Les canons ecclésiastiques défendaient de troubler vos sabbats.

Les Papes protestaient toutes les fois qu'on exerçait contre vous des violences ou des cruautés en Espagne, en Alsace, en Italie, en France. Maintenant, c'est vous qui avez la puissance, n'allez-vous pas ménager nos temples, nos couvents, nos écoles? Pourquoi la presse qui est à vos gages est-elle si violente contre nous? Pourquoi nous refusez-vous la tolérance que nous avons toujours pratiquée envers vous?

Jeunes conférenciers du Sud-Est, éclairez les populations sur les agissements des juifs et des francs-maçons. Faites-le avec gravité et modération, mais aussi sans crainte et sans timidité. Vous trouverez des documents partout. Notre livre de La Rénovation sociale vous en fournira.

Soyez apôtres, la vérité finit toujours par se faire jour. Semez la bonne parole, revendiquez la justice, le droit et la liberté; protestez contre la violence et l'oppression.

Vous n'usez pas assez des petits tracts populaires. C'est une arme qui aide puissamment les catholiques de Belgique, pourquoi n'en serait-il pas de même chez nous? On lit cela volontiers en famille dans les soirées d'hiver. Il faut qu'ils soient faits avec esprit, et vous n'en manquez pas. Il faut qu'ils exposent surtout des faits, des choses concrètes et brièvement présentées.

Les bons livres de polémiques et de propagande vous fourniront la matière.

L'œuvre belge de saint Paul1) en a une bonne collection contre les socialistes.
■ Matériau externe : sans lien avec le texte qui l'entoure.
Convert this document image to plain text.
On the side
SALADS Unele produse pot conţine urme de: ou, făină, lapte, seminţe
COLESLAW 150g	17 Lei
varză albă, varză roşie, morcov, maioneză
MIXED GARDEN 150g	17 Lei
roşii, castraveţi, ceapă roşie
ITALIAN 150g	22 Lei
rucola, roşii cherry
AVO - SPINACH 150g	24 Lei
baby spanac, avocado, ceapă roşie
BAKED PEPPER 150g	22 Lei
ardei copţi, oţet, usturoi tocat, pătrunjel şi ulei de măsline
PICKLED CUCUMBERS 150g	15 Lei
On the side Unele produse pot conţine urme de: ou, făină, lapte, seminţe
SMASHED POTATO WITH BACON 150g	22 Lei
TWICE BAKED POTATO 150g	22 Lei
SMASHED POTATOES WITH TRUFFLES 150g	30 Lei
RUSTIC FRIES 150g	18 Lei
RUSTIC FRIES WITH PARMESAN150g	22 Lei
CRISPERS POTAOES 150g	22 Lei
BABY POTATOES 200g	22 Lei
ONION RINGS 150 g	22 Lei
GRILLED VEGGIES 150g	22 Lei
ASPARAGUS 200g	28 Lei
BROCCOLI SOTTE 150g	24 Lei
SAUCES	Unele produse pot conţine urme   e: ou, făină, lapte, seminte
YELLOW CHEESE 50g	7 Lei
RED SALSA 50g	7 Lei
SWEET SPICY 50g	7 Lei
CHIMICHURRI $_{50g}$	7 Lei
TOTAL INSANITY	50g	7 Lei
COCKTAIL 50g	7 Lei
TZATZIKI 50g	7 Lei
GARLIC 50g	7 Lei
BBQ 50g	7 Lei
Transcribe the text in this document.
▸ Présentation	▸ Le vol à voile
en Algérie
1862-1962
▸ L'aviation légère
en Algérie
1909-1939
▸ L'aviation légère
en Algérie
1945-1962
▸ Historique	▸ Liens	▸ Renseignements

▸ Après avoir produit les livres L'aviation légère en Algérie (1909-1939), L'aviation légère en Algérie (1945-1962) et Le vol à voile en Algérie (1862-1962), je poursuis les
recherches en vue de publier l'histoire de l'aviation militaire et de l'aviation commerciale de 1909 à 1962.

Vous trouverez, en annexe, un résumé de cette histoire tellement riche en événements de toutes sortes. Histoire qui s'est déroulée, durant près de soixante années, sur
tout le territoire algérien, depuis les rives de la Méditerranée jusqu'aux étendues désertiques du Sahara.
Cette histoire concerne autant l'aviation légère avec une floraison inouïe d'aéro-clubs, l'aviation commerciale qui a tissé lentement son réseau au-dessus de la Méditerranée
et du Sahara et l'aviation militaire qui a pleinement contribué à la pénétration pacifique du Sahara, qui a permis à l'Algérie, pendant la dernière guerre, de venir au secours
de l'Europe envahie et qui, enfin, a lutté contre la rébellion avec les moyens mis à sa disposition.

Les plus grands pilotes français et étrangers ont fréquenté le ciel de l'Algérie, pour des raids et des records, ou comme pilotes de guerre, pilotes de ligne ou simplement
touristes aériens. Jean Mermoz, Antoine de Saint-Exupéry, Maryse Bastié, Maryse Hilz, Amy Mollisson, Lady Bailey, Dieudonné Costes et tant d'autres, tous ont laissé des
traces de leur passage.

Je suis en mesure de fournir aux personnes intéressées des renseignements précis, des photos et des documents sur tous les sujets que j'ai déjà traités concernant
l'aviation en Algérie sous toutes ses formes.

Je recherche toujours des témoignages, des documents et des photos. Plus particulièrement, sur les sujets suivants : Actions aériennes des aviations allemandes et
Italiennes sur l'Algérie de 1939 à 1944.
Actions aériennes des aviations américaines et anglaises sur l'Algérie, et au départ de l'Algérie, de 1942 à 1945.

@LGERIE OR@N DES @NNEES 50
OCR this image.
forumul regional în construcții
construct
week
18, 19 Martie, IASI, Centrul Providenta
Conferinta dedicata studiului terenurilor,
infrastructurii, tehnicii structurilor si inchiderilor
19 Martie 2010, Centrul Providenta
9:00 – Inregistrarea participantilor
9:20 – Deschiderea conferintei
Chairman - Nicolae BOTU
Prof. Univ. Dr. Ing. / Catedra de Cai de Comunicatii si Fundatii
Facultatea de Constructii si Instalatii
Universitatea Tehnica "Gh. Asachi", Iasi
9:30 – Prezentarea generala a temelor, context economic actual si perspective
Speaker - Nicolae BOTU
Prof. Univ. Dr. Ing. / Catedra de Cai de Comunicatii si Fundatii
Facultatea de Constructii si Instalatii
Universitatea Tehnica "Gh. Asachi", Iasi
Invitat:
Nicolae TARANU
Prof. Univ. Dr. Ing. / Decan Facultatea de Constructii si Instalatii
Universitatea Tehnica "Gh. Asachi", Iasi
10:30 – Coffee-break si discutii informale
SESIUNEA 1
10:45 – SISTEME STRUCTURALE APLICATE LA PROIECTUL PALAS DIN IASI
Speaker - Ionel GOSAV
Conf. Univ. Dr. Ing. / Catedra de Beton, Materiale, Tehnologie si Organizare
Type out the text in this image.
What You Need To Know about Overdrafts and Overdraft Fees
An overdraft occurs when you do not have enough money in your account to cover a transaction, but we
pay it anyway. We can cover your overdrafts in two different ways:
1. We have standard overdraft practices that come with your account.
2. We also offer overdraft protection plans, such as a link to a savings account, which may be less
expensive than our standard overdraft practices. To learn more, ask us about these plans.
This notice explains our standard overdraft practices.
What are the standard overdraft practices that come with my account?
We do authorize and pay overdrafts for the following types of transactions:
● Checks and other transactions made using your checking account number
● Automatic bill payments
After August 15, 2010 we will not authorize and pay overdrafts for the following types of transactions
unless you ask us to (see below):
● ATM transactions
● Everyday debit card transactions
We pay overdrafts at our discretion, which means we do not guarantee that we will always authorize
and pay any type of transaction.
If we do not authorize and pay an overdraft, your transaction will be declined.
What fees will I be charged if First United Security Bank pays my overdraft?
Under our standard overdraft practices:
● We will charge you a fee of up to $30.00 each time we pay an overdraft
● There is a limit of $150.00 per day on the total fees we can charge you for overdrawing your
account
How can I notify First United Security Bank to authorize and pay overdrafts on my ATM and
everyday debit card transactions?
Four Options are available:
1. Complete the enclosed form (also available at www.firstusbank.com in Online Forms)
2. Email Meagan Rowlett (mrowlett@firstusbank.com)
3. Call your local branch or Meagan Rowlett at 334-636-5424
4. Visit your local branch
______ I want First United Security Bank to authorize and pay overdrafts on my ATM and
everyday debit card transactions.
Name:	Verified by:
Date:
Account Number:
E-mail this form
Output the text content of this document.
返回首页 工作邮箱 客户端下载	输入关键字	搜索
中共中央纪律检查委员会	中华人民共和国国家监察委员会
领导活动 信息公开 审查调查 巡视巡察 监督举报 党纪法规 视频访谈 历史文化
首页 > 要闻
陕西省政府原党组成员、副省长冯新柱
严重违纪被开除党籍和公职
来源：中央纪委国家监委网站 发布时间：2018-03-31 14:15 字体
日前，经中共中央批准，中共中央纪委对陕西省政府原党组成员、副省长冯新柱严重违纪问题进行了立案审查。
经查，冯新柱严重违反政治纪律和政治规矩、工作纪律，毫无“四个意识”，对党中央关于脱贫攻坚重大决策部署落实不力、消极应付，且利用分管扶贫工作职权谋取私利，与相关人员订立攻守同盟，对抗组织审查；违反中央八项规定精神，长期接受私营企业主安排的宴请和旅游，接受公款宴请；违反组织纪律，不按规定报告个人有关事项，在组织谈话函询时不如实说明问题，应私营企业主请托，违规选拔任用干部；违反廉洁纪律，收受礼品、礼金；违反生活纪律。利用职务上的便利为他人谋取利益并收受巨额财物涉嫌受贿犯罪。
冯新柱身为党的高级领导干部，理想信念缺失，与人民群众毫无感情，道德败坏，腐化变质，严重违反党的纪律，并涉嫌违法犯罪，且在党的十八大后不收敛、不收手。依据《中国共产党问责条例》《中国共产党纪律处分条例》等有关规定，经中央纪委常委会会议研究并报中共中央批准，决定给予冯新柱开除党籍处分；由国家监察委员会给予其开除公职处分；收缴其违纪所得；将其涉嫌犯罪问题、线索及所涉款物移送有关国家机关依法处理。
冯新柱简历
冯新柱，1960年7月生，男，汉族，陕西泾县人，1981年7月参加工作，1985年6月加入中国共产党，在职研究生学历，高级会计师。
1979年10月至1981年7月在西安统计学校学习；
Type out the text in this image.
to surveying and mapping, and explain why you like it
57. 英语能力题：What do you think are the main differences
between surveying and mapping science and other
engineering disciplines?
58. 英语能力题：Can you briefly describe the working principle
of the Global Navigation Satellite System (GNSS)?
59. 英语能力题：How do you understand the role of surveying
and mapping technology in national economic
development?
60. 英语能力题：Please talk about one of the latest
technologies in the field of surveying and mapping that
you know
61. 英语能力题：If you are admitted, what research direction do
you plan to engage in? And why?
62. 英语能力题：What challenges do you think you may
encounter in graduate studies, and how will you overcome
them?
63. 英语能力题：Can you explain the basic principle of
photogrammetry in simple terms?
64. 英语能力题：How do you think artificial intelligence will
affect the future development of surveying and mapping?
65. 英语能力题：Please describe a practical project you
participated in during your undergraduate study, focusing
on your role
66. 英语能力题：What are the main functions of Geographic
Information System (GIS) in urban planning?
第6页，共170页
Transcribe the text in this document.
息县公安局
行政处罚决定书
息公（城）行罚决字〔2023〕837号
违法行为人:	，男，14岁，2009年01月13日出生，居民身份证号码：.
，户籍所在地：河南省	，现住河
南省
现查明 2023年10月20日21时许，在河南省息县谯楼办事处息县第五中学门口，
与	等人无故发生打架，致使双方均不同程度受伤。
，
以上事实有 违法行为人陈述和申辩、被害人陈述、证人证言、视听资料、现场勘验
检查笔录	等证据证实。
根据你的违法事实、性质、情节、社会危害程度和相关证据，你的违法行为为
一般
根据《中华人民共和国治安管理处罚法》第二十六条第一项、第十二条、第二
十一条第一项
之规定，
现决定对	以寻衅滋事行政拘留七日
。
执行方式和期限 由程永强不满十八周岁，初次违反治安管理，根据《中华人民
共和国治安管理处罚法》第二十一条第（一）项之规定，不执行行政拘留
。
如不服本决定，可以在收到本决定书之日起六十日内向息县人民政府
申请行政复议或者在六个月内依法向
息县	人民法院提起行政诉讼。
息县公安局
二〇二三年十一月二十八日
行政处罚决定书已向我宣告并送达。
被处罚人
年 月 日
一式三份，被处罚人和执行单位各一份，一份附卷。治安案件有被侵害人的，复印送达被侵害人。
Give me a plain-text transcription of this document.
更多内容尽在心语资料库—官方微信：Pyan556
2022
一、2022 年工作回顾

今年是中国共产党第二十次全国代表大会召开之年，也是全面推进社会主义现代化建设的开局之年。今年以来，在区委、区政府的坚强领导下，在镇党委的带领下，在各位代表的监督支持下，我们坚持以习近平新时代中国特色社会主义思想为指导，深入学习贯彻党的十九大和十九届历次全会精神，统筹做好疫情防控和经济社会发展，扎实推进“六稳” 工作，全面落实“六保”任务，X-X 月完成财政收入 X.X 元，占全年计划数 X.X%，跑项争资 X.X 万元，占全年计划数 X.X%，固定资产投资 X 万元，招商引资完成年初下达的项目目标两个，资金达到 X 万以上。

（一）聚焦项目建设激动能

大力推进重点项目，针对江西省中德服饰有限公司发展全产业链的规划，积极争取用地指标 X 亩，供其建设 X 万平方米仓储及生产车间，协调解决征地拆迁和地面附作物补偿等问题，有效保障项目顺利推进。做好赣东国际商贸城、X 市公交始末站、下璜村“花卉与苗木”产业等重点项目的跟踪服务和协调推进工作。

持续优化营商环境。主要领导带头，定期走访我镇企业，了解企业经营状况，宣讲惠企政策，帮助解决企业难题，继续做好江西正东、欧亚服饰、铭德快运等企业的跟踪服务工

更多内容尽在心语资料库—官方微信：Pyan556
Imitez cela en France non pas seulement contre les socialistes, mais contre tous leurs alliés du moment, les juifs et les francs-maçons. Soyez apôtres.



La Chronique du Sud-Est, N. 11, novembre 1902, pp. 357-358.

LE MOUVEMENT SYNDICAL

C'est là, à mon avis, une des plus intéressantes questions du moment. Cest la question brûlante. Les syndicats peuvent être l'armée de la révolution, ils devraient être l'armée du salut social.

Il y aura des syndicats, l'association ouvrière est une loi de la nature. Ces syndicats seront socialistes ou seront chrétiens suivant le zèle qu'y mettront les promoteurs de ces deux tendances.

L'isolement des ouvriers, créé par la destruction dés anciennes corporations, était un fait violent. Il était certain que la nature réclamerait ses droits, il fallait le prévoir et s'y préparer.

En dehors des socialistes, un des hommes les plus clairvoyants à ce sujet a été l'évêque Ketteler Dès 1869, il suppliait les catholiques allemands d'organiser des associations ouvrières, il instituait dans ce but un cours de sociologie dans son séminaire.

L'œuvre des cercles catholiques d'ouvriers en France est née de la même pensée, mais, à notre humble avis, elle s'est trop limitée à l'action patronale.

Léon XIII observait l'apostolat de Ketteler L'ayant reconnu conforme aux saines doctrines religieuses et sociales, il lui donna l'appui de sa grande autorité. Dès le commencement de son pontificat, en 1878, il recommande aux évêques d'opposer au socialisme les associations ouvrières catholiques. En 1887, il rappelle aux ouvriers français les avantages des corporations. En 1889, il insiste sur le même sujet: «Ce que nous demandons, dit-il aux pèlerins de M. Harmel, c'est qu'on fasse revivre, au moins quant à la substance dans leur vertu bienfaisante et multiple, et sous telles formes que peuvent le permettre les nouvelles conditions des temps, ces corporations d'arts et métiers, qui jadis informées de la pensée chrétienne, et s'inspirant de la maternelle sollicitude de l'Eglise, pourvoyaient aux besoins matériels et religieux des ouvriers, leur facilitaient le travail, pre­naient soin de leurs épargnes et de leurs économies, défendaient leurs droits et appuyaient, dans la mesure voulue, leurs légitimes revendica­tions »).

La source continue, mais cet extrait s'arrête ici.